Warum die Wirtschaft Zivilprozesse scheut

Das Handelsblatt hat über stark gesunkene Eingangszahlen bei den Kammern für Handelssachen berichtet. In den vergangenen zehn Jahren haben sich dort die Klageerhebungen halbiert. Die Gründe dafür: Unternehmen empfinden die Verfahren als zu lang, vermissen fachliche Expertise bei der Richterschaft und halten das Verfahren für zu kompliziert.

Allerdings erwartet der Präsident des Oberlandesgerichts Nürnberg, Thomas Dickert, dass bestimmte Typen von Streitigkeiten noch bei den Gerichten aufschlagen.

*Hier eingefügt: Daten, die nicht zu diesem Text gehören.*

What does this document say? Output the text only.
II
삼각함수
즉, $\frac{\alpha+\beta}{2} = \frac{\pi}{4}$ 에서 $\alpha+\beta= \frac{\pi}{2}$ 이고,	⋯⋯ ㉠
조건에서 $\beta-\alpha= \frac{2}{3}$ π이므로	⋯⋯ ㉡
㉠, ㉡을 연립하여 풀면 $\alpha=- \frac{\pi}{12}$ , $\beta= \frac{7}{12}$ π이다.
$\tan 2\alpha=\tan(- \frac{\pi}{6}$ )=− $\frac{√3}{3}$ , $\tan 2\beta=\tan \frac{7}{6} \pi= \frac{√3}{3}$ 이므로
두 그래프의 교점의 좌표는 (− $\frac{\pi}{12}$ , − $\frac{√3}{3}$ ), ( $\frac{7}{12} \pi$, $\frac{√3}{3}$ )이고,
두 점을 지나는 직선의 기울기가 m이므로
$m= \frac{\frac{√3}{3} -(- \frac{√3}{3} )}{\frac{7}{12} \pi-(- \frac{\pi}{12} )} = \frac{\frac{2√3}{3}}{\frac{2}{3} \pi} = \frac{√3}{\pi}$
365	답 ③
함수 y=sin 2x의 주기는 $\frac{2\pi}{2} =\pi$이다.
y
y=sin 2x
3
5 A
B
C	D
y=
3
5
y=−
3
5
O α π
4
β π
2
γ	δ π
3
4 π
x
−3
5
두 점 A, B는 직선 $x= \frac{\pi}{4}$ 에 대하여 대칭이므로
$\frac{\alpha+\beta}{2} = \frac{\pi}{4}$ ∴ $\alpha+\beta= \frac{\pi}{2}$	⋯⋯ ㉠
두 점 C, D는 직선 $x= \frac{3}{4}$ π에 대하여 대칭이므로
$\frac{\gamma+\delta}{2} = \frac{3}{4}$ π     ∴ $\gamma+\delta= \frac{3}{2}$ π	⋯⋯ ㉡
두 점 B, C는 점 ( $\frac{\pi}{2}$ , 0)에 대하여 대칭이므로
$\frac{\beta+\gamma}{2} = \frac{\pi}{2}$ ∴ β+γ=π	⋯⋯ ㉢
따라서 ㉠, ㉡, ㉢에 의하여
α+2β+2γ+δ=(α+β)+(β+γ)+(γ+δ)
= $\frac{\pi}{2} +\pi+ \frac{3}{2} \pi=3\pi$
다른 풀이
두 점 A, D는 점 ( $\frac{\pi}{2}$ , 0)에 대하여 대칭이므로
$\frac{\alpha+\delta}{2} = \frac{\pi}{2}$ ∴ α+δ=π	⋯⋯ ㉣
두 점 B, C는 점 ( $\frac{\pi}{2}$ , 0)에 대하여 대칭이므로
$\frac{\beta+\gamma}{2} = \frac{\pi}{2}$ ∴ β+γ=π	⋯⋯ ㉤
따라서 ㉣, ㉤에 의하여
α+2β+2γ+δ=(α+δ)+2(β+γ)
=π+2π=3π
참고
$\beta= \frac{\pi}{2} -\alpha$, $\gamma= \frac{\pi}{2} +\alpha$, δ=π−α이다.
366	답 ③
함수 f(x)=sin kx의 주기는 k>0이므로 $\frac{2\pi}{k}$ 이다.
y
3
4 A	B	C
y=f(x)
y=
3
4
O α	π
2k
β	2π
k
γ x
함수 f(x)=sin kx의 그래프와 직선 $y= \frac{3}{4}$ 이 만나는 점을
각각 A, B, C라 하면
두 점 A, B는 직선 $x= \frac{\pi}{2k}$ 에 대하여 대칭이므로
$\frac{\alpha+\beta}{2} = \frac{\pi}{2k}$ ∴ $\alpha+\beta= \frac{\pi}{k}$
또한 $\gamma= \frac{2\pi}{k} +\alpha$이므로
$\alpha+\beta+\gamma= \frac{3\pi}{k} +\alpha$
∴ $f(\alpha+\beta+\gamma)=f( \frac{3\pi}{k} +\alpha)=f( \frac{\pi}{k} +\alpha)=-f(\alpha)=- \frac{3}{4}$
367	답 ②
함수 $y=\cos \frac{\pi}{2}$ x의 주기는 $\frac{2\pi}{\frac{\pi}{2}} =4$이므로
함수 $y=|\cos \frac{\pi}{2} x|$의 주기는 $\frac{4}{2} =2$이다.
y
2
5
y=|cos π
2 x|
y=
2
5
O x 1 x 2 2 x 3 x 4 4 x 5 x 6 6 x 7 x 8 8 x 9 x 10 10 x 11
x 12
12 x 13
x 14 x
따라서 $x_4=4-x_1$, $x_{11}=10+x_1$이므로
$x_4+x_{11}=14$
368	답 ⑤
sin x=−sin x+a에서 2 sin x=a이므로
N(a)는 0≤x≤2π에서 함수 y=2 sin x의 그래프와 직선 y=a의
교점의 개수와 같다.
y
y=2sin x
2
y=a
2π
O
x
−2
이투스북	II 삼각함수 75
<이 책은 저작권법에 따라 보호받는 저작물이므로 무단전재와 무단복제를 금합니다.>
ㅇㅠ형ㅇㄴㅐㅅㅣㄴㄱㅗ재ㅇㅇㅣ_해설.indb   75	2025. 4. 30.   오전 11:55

Dem Handelsblatt sagte Dickert, dass sich die Richter keine Sorgen machen, dass ihnen die Arbeit ausgeht.

Der Gerichtspräsident hat die Lage der Zivilgerichte im Blick. Unter seinem Vorsitz haben sich die Präsidenten der Oberlandesgerichte seit mehr als einem Jahr mit der „Modernisierung des Zivilprozesses“ befasst. Zunächst entstand ein Thesenpapier. Anfang Dezember soll nun der umfassende Bericht fertiggestellt werden.

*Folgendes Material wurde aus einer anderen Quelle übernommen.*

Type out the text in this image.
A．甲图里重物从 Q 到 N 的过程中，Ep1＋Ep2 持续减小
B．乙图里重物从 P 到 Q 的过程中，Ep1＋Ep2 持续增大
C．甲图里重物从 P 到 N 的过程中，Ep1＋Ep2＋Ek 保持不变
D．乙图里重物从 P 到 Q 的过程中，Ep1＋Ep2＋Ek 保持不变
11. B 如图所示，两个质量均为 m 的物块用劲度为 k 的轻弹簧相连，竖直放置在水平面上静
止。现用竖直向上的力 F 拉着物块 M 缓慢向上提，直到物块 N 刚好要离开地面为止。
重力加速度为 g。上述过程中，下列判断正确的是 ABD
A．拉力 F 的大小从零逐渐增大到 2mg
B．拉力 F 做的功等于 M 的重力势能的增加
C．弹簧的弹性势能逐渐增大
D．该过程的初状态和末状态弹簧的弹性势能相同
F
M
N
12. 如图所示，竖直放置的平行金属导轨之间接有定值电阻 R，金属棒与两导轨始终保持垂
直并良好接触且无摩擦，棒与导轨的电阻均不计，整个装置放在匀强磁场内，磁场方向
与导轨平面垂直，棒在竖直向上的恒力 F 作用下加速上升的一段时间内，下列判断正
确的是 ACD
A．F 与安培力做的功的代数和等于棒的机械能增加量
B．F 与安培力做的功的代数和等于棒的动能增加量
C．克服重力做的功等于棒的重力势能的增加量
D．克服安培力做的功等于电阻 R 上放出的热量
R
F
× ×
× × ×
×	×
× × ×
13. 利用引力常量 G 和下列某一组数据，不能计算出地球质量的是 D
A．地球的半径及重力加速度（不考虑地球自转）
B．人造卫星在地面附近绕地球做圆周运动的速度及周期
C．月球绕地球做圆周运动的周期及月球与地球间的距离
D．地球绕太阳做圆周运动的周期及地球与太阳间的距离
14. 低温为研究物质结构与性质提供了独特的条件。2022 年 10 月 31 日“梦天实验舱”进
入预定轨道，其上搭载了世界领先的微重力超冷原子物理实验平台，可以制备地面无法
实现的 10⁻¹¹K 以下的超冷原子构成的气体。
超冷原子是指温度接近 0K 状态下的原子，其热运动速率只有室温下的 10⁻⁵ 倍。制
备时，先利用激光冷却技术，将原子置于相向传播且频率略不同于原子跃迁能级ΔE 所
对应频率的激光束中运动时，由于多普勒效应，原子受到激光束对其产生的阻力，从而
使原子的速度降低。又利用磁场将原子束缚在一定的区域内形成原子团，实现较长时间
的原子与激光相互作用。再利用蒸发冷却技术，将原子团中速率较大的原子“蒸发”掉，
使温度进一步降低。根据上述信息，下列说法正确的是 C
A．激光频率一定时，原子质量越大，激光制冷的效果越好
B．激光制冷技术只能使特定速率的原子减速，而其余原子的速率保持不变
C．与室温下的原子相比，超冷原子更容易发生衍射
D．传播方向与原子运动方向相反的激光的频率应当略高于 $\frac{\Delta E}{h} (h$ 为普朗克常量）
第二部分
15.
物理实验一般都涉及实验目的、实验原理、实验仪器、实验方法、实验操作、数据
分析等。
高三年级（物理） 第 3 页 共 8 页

Gerichtspräsident Dickert schlägt mit seinen Kollegen zum Beispiel zentrale Online-Gerichte vor. Das beschleunigte Verfahren soll komplett digital ablaufen, „von Chatbots und intelligenten Formularen vor- und aufbereitet“, wie Dickert erklärt. Der Prozessstoff könne sogar ohne Rechtsanwalt eingegeben werden. Sofern Beweisaufnahmen erforderlich seien, würden diese per Videokonferenz durchgeführt.

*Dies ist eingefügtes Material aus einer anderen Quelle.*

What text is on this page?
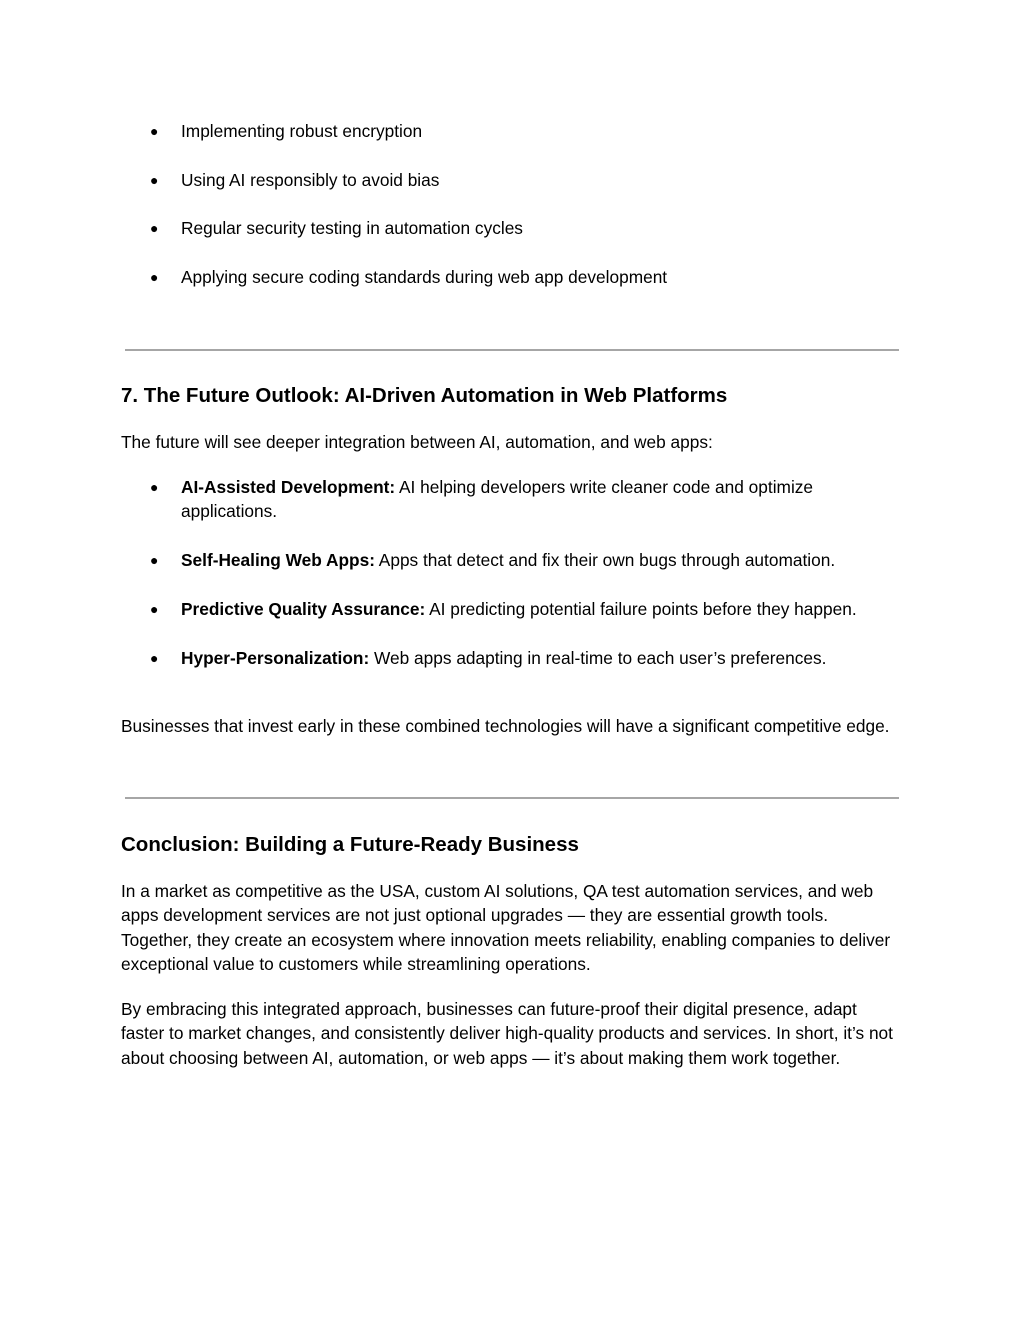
● Implementing robust encryption
● Using AI responsibly to avoid bias
● Regular security testing in automation cycles
● Applying secure coding standards during web app development
7. The Future Outlook: AI-Driven Automation in Web Platforms

The future will see deeper integration between AI, automation, and web apps:

● AI-Assisted Development: AI helping developers write cleaner code and optimize applications.
● Self-Healing Web Apps: Apps that detect and fix their own bugs through automation.
● Predictive Quality Assurance: AI predicting potential failure points before they happen.
● Hyper-Personalization: Web apps adapting in real-time to each user’s preferences.

Businesses that invest early in these combined technologies will have a significant competitive edge.

Conclusion: Building a Future-Ready Business

In a market as competitive as the USA, custom AI solutions, QA test automation services, and web apps development services are not just optional upgrades — they are essential growth tools. Together, they create an ecosystem where innovation meets reliability, enabling companies to deliver exceptional value to customers while streamlining operations.

By embracing this integrated approach, businesses can future-proof their digital presence, adapt faster to market changes, and consistently deliver high-quality products and services. In short, it’s not about choosing between AI, automation, or web apps — it’s about making them work together.
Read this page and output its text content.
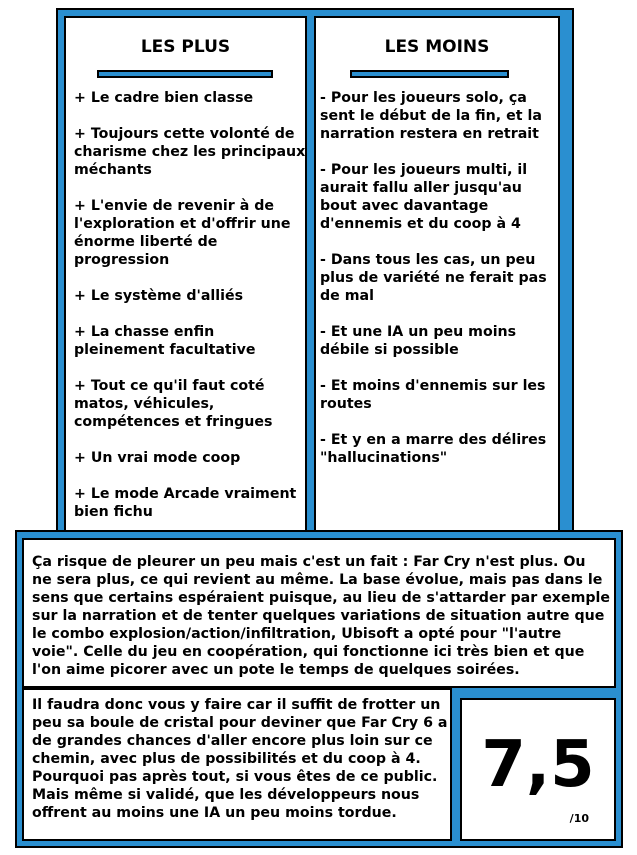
LES PLUS
+ Le cadre bien classe
+ Toujours cette volonté de charisme chez les principaux méchants
+ L'envie de revenir à de l'exploration et d'offrir une énorme liberté de progression
+ Le système d'alliés
+ La chasse enfin pleinement facultative
+ Tout ce qu'il faut coté matos, véhicules, compétences et fringues
+ Un vrai mode coop
+ Le mode Arcade vraiment bien fichu
LES MOINS
- Pour les joueurs solo, ça sent le début de la fin, et la narration restera en retrait
- Pour les joueurs multi, il aurait fallu aller jusqu'au bout avec davantage d'ennemis et du coop à 4
- Dans tous les cas, un peu plus de variété ne ferait pas de mal
- Et une IA un peu moins débile si possible
- Et moins d'ennemis sur les routes
- Et y en a marre des délires "hallucinations"

Ça risque de pleurer un peu mais c'est un fait : Far Cry n'est plus. Ou ne sera plus, ce qui revient au même. La base évolue, mais pas dans le sens que certains espéraient puisque, au lieu de s'attarder par exemple sur la narration et de tenter quelques variations de situation autre que le combo explosion/action/infiltration, Ubisoft a opté pour "l'autre voie". Celle du jeu en coopération, qui fonctionne ici très bien et que l'on aime picorer avec un pote le temps de quelques soirées.

Il faudra donc vous y faire car il suffit de frotter un peu sa boule de cristal pour deviner que Far Cry 6 a de grandes chances d'aller encore plus loin sur ce chemin, avec plus de possibilités et du coop à 4. Pourquoi pas après tout, si vous êtes de ce public. Mais même si validé, que les développeurs nous offrent au moins une IA un peu moins tordue.

7,5
/10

Der Bericht sieht auch vor, dass „strukturierte Verfahren“ eingeführt werden, bei denen die Streitparteien online in Tabellenform vortragen, statt immer wieder umfangreiche Schriftsätze auszutauschen. „Perspektivisch muss das Telefax als Übermittlungsweg abgeschafft werden“, heißt es weiter. Die Kostenfestsetzung im Zivilprozess könnte künftig mit Künstlicher Intelligenz weitgehend automatisch erfolgen.